Yeah, these are old things, Leon. So, quarantine was first talked about in the 12th century - so 800 years ago we were using quarantine because that was all we had to fight plague and other illnesses in Europe. So we've gone back to that, self-isolation, finding cases and their contacts, washing your hands, not touching your face. All of these things, yes, they're grandmother or even great grandmother or well beyond that messages. But in the absence of a vaccine, in the absence of a specific treatment, that's what we need to rely on. And they are effective, it's the message we've been putting out every flu season for at least 10 years, I think people get it now. The importance of washing your hands, the importance of sneezing and coughing into a tissue and immediately getting rid of that, or in the absence of a tissue into your elbow. All those things we wouldn't have remembered, you know, 10 years ago. But every year we've been making those same preparations for flu season and it's very similar for this particular respiratory virus.

LEON BYNER:

So given that there is a view that it is inevitable that we're going to see more of the coronavirus, what do you want the community to know and what do you want them to do?

PAUL KELLY:

Well, for the moment I think just getting that message across. If you've travelled, particularly to those countries that are on our expanding list now of countries that are affected - please, go home and then arrange to be tested and, if necessary, treated as soon as possible.

What we know from China is that in Hubei province, when they didn't really know, in Wuhan, they didn't really know what this virus was, it got out of control because people were not isolating, and because people were not being treated quickly enough. In the rest of China they have got onto that much more quickly, so instead of being up to two weeks between the start of symptoms and being treated, it's now just a few, a handful of days, two or three days. And so that's made a huge difference not only for the death rate and for the severity rate but also very importantly for the spread of the virus throughout China.
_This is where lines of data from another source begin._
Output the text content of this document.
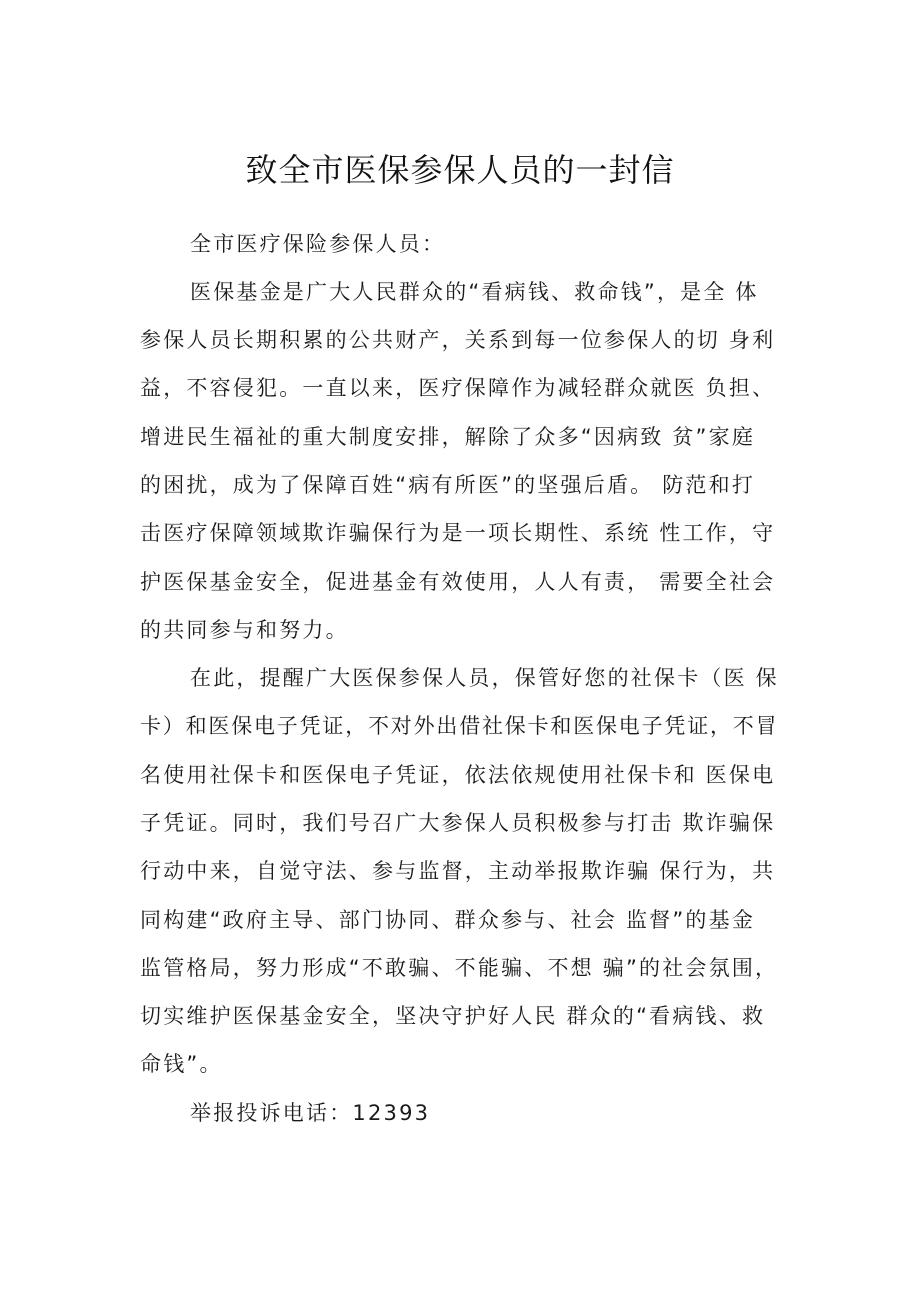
致全市医保参保人员的一封信

全市医疗保险参保人员：

医保基金是广大人民群众的“看病钱、救命钱”，是全 体

参保人员长期积累的公共财产，关系到每一位参保人的切 身利

益，不容侵犯。一直以来，医疗保障作为减轻群众就医 负担、

增进民生福祉的重大制度安排，解除了众多“因病致 贫”家庭

的困扰，成为了保障百姓“病有所医”的坚强后盾。 防范和打

击医疗保障领域欺诈骗保行为是一项长期性、系统 性工作，守

护医保基金安全，促进基金有效使用，人人有责， 需要全社会

的共同参与和努力。

在此，提醒广大医保参保人员，保管好您的社保卡（医 保

卡）和医保电子凭证，不对外出借社保卡和医保电子凭证，不冒

名使用社保卡和医保电子凭证，依法依规使用社保卡和 医保电

子凭证。同时，我们号召广大参保人员积极参与打击 欺诈骗保

行动中来，自觉守法、参与监督，主动举报欺诈骗 保行为，共

同构建“政府主导、部门协同、群众参与、社会 监督”的基金

监管格局，努力形成“不敢骗、不能骗、不想 骗”的社会氛围，

切实维护医保基金安全，坚决守护好人民 群众的“看病钱、救

命钱”。

举报投诉电话：12393
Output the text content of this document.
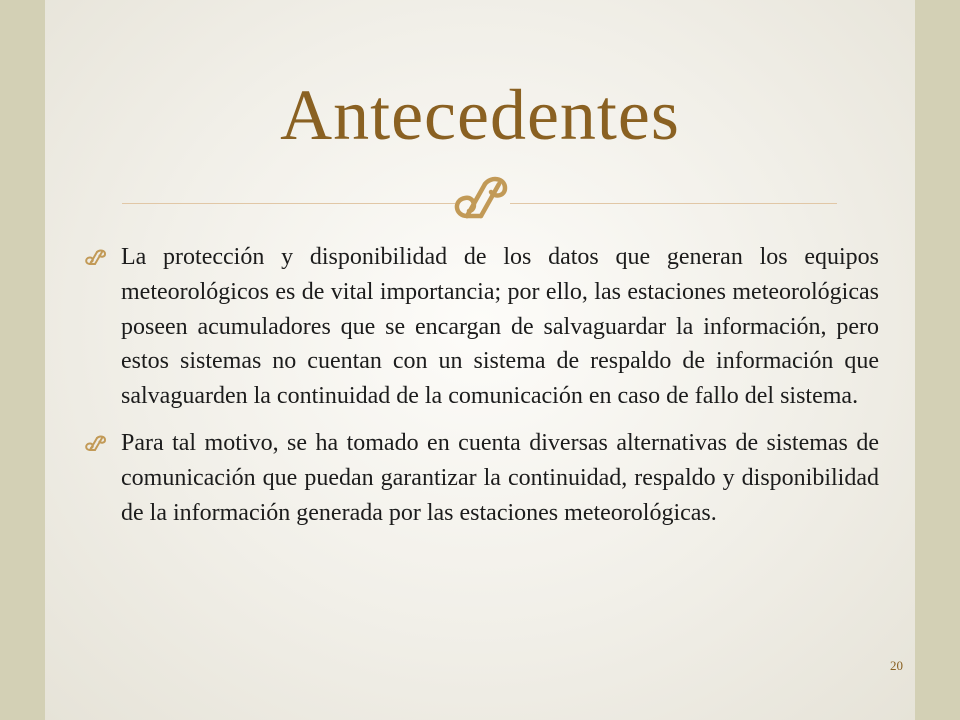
Antecedentes
La protección y disponibilidad de los datos que generan los equipos meteorológicos es de vital importancia; por ello, las estaciones meteorológicas poseen acumuladores que se encargan de salvaguardar la información, pero estos sistemas no cuentan con un sistema de respaldo de información que salvaguarden la continuidad de la comunicación en caso de fallo del sistema.
Para tal motivo, se ha tomado en cuenta diversas alternativas de sistemas de comunicación que puedan garantizar la continuidad, respaldo y disponibilidad de la información generada por las estaciones meteorológicas.
20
So that's a really key lesson for us as it is in other countries.

LEON BYNER:

Thank you very much for talking with us today. Professor Paul Kelly. I suspect we'll talk again - this thing keeps changing every day or two, doesn't it?

PAUL KELLY:

It does and that's why we're meeting every day to give frank and fearless advice to the government on what they should do and also to coordinate our efforts in South Australia and other states and territories all around us, around Australia and it's a very important effort. And your Chief Health Officer, Chief Public Health Officer there, Nicola Spurrier is one of that group, and she's a fantastic advocate for getting things done. And so you're in good shape in South Australia.

LEON BYNER:

Professor Kelly, thank you.

PAUL KELLY:

You’re welcome.

LEON BYNER:

That's Professor Paul Kelly, the Deputy Medical Officer.